Professor Donnelly is full of admiration for how some of the media has carefully followed the pandemic – becoming well-informed right across the science. But, right now, she says, rather despairingly, people are saying that viruses (almost deliberately) become more infectious over time. ‘That trend is simply because we only see the ones that are more infectious.’
Less infectious strains spread less, and so we rarely see them. But, speaking in Spring 2022, she is concerned about rising infection rates, especially among the over 55s.
‘There is a slight increase. It could be a result of waning vaccine effectiveness. [That age group had their booster vaccines in autumn 2021].’
Back in early 2020, she says, there were few signs COVID-19 was going to lead to the pandemic that has swept the world. ‘Initially, we didn’t know how quickly it would spread.’
But, she adds, ‘One thing that makes a disease more easily controllable is symptoms appearing before spread. COVID-19 did not transmit in the same way. [Transmission often happened before symptoms]. It was an extremely difficult, new pathogen.’
Creating statistical models for infectious diseases is challenging, to say the least.
‘You try to work out, if you do X, then that will happen, if you do Y, then that will happen, but many factors can’t go into the model.’
Professor Donnelly says she is quoting someone else, but she says with emphasis, ‘All models are wrong.’
Does that mean they are a waste of time? Not at all, she adds, ‘Some are useful. Just because it’s “wrong” – in the sense of simplifying reality – doesn’t mean it cannot give useful insight.’
She explains, ‘You can always come up with scenarios where there are fewer cases and fewer deaths and there are trade-offs to be made.’
Imagine if the death rate had been that of SARS...Professor Donnelly blanches at the thought, ‘It’s extremely difficult to control transmission if the transmitter doesn’t yet have symptoms.’
You get the sense it really is personal for Professor Donnelly, who definitely takes her work home with her, coding and writing reports late into the night to come up with answers. On one occasion, she recalls, it was so late, when she had worked out a model, that she could not wake anyone to tell them what she had found. She had to wait until morning to warn colleagues.
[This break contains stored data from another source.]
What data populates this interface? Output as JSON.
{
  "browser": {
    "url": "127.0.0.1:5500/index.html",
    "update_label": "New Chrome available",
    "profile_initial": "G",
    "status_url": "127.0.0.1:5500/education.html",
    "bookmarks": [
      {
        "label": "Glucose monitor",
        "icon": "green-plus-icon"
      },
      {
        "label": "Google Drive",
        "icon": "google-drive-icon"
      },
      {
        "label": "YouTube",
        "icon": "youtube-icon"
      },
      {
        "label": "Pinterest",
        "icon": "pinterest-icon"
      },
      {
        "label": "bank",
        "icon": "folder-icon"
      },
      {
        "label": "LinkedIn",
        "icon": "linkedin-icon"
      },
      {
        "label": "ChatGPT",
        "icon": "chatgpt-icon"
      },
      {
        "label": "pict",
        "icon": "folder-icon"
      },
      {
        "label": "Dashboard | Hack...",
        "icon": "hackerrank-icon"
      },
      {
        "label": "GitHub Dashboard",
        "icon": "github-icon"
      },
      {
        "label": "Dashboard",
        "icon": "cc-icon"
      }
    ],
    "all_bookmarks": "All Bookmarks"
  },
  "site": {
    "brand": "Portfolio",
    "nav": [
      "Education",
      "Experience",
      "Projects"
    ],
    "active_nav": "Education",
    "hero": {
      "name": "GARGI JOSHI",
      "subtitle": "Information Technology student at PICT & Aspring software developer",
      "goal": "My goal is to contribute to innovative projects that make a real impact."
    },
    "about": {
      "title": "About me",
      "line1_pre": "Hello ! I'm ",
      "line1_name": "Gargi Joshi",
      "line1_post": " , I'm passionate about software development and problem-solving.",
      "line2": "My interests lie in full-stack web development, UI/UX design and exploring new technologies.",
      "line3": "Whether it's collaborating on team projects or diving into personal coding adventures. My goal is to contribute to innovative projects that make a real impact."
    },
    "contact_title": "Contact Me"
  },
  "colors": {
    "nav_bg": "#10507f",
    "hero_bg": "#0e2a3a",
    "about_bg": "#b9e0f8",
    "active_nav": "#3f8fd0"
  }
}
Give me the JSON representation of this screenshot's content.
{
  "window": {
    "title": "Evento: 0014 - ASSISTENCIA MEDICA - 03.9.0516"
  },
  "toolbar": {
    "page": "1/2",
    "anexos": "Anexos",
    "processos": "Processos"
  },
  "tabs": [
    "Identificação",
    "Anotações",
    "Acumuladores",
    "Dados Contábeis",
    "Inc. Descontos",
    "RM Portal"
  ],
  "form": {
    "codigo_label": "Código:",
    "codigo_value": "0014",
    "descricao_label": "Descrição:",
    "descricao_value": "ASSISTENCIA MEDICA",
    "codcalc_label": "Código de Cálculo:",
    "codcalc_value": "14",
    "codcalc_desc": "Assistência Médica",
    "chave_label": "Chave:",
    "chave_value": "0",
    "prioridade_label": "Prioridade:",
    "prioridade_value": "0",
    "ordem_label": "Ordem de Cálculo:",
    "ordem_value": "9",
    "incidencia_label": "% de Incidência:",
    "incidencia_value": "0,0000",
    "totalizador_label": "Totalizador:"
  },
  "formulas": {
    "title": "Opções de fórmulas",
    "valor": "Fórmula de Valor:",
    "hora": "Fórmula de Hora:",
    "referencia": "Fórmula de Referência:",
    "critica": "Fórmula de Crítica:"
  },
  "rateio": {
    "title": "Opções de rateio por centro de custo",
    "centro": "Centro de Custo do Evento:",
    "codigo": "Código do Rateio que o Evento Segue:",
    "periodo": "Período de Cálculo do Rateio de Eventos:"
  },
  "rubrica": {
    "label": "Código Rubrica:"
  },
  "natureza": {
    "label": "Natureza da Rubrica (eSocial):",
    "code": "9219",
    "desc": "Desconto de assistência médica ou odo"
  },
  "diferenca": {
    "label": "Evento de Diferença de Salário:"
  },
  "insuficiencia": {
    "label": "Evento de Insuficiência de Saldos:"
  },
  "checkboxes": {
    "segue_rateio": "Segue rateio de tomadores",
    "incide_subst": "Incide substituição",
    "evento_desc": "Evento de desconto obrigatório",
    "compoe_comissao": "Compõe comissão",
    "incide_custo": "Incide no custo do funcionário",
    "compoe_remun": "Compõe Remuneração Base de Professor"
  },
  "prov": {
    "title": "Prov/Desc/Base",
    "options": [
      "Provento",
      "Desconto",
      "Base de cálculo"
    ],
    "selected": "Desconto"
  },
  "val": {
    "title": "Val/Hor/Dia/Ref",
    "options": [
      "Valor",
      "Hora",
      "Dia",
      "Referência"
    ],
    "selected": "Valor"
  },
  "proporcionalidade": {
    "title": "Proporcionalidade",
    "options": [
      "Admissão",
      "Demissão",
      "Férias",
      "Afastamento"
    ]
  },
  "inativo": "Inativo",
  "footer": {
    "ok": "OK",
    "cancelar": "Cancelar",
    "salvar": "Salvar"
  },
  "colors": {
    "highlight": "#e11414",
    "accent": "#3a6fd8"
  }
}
‘It was startling,’ she says. ‘Sometimes deadlines have been a bit too demanding. But it’s very motivating and rewarding – and stressful.’
What about COVID? Has it been beaten?
Ever the slightly scary statistician, she says, ‘It’s hard to believe there won’t be a few surprises out there. You can’t know what future variants will look like.’
As a way of reassuring, but not, she adds, ‘I would love to return to the way things were, and see my family in the US.’
She concludes cautiously but not entirely confidently, ‘I’ve got tickets for Elton John for 2023 in the O2 Arena.’